Ein Wort für alle Fälle
Rio+20: Alles muss heute „nachhaltig“ sein – vor allem die Weltwirtschaft
19. Jun. 2012 –
Wenn der Energiekonzern E.ON über seine Geschäfte berichtet, betont die Kommunikationsabteilung besonders, dass man „nachhaltig“ arbeite. Das klingt gut – irgendwie nach verantwortlichem Verhalten und Umweltschutz. Was aber verbirgt sich hinter diesem Statement genau?
Einerseits gibt sich E.ON tatsächlich Mühe, neue Wege zu beschreiten. So investiert das Unternehmen viel Geld in Wind- und Solarenergie. Hauptsächlich allerdings wirtschaftet die Firma auf traditionelle Art, unter anderem betreibt sie Kraftwerke, die aus Kohle Strom erzeugen, tausende Tonnen Kohlendioxid ausspeien und damit den weltweiten Klimawandel anheizen. Das ist auf den ersten Blick das Gegenteil von Nachhaltigkeit.
Der schillernde Begriff, ohne den heute kaum ein Konzern auskommt, wird die zentrale Botschaft der Konferenz der Vereinten Nationen über „Nachhaltige Entwicklung“ bilden. Ab Mittwoch (20.6.) unterhalten sich in Rio de Janeiro tausende Politiker, Wissenschaftler und Aktivisten von Bürgerinitiativen darüber, wie die Weltwirtschaft in den Dienst zweier Ziele gestellt werden kann: Umweltschutz und soziale Stabilität.

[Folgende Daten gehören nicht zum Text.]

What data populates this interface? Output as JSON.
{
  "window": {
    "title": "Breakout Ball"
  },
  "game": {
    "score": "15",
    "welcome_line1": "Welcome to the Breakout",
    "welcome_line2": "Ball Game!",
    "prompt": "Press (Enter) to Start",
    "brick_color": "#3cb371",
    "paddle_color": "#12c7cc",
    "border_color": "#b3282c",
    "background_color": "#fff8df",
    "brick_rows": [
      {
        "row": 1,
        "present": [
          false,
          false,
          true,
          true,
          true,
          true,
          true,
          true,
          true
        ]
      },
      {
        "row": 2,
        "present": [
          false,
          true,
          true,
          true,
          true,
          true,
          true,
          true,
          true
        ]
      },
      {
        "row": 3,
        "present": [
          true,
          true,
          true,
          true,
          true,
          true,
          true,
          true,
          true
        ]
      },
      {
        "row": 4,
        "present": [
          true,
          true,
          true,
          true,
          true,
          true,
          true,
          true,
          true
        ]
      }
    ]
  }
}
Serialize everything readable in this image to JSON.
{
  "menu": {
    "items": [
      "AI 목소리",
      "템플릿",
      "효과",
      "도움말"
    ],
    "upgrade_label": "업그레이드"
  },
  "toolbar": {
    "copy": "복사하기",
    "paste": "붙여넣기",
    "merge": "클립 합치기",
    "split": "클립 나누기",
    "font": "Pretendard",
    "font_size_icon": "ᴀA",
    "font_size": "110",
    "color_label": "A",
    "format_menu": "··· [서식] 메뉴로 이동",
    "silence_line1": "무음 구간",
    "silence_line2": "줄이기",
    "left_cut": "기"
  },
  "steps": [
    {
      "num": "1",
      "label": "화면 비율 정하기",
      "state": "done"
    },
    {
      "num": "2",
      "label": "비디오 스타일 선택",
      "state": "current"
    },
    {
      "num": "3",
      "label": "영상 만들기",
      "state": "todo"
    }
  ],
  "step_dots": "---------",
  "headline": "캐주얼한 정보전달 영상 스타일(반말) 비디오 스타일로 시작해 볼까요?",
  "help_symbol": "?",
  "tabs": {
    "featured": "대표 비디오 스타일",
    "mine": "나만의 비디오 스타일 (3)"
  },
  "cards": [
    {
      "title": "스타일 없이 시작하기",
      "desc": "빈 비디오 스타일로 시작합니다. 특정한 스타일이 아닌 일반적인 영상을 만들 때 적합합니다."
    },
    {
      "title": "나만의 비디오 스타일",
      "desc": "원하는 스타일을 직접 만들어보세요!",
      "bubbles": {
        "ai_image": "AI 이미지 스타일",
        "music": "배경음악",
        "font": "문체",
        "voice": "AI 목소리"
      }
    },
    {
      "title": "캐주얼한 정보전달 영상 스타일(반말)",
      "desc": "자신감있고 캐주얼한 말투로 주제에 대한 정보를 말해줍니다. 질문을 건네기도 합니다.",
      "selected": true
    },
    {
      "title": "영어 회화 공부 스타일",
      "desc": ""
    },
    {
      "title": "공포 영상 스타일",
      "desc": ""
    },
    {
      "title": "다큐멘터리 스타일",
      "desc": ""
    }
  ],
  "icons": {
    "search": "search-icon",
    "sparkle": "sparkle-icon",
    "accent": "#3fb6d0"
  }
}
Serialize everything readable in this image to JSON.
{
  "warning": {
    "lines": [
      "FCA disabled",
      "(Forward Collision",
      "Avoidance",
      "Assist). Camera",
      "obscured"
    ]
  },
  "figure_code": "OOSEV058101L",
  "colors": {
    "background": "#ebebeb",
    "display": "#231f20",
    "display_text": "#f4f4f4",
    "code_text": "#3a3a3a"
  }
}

Was aber bedeutet das Wort „Nachhaltigkeit“ wirklich? Im 18. Jahrhundert postulierte der deutsche Berghauptmann Hans Carl von Carlowitz, dass forstwirtschaftlich genutzte Wälder intakt bleiben, wenn nur soviel abgeholzt werde, wie nachwachse. Seit den 1970er Jahren spielt dieses Konzept eine Rolle in der internationalen Politik. Im Bericht der Weltkomission für Umwelt und Entwicklung, die die norwegische Politikerin Gro Harlem Brundtland leitete, gewann es 1987 seine heute noch gültige Gestalt. Demnach sollen die Menschen ihre Bedürfnisse so befriedigen, dass sie Möglichkeiten anderer Bürger, dasselbe zu tun, in Gegenwart und Zukunft nicht einschränken.
Wer den Begriff „Nachhaltigkeit“ in dieser Weise ernst nimmt, muss feststellen, dass beispielsweise E.ON ihm zuwiderhandelt. CO2 aus den Kohlekraftwerken des Konzerns trägt zum Anstieg der Meeresspiegel bei und könnte dazu führen, dass künftig Millionen Küstenbewohner ihre Heimat verlieren. Deren Möglichkeiten zur Bedürfnisbefriedigung werden also deutlich eingeschränkt.
Aber nicht nur Unternehmen, sondern auch die normalen Bürger und viele Regierungen verstoßen systematisch gegen das Gebot der Nachhaltigkeit. So beziehen die meisten Privathaushalte in Deutschland Atom- und Kohlestrom, obwohl es andere Möglichkeiten gibt. Und die Politik ermöglicht durch zu lasche Gesetze, dass beispielsweise die Weltmeere leergefischt werden – auf Kosten der künftigen Generationen, die vielleicht keine Fische mehr fangen können, weil es kaum noch welche gibt.
Wobei in ökologischer Hinsicht wenigstens relativ klar ist, was „Nachhaltigkeit“ bedeutet. Nicht so hinsichtlich der sozialen Dimension: „Diese ist am schwächsten entwickelt“, sagt Professor Harald Heinrichs, der an der Universität Lüneburg über „Politik und Nachhaltigkeit“ lehrt und forscht. „Das Ergebnis sozialer Nachhaltigkeit müsste eine soziale Stabilität sein, die nicht erzwungen wird,“ fügt der Wissenschaftler hinzu.
Mit anderen Worten: Die Welt sollte einen Zustand sozialer Gerechtigkeit erreichen, den die Mehrheit der Weltbürger akzeptiert. Das würde bedeuten: Abschaffung der Armut weltweit, Chancengleichheit für alle sieben Milliarden Menschen und ihre Nachkommen. Weil das zwar wünschenswert, aber unrealistisch ist, streiten Regierungen und Experten über das zulässige Maß sozialer Ungerechtigkeit. Wie hoch müssen die Mindestlöhne sein, die Unternehmen wie Puma, Apple oder Lidl den Arbeitern in ihren globalen Zulieferfabriken zahlen? Reichen knapp 700 Euro als Existenzminimum für eine Person in Deutschland? Soziale Nachhaltigkeit ist immer auch ein schwieriger Begriff, weil unterschiedliche Wertentscheidungen in ihn einfließen.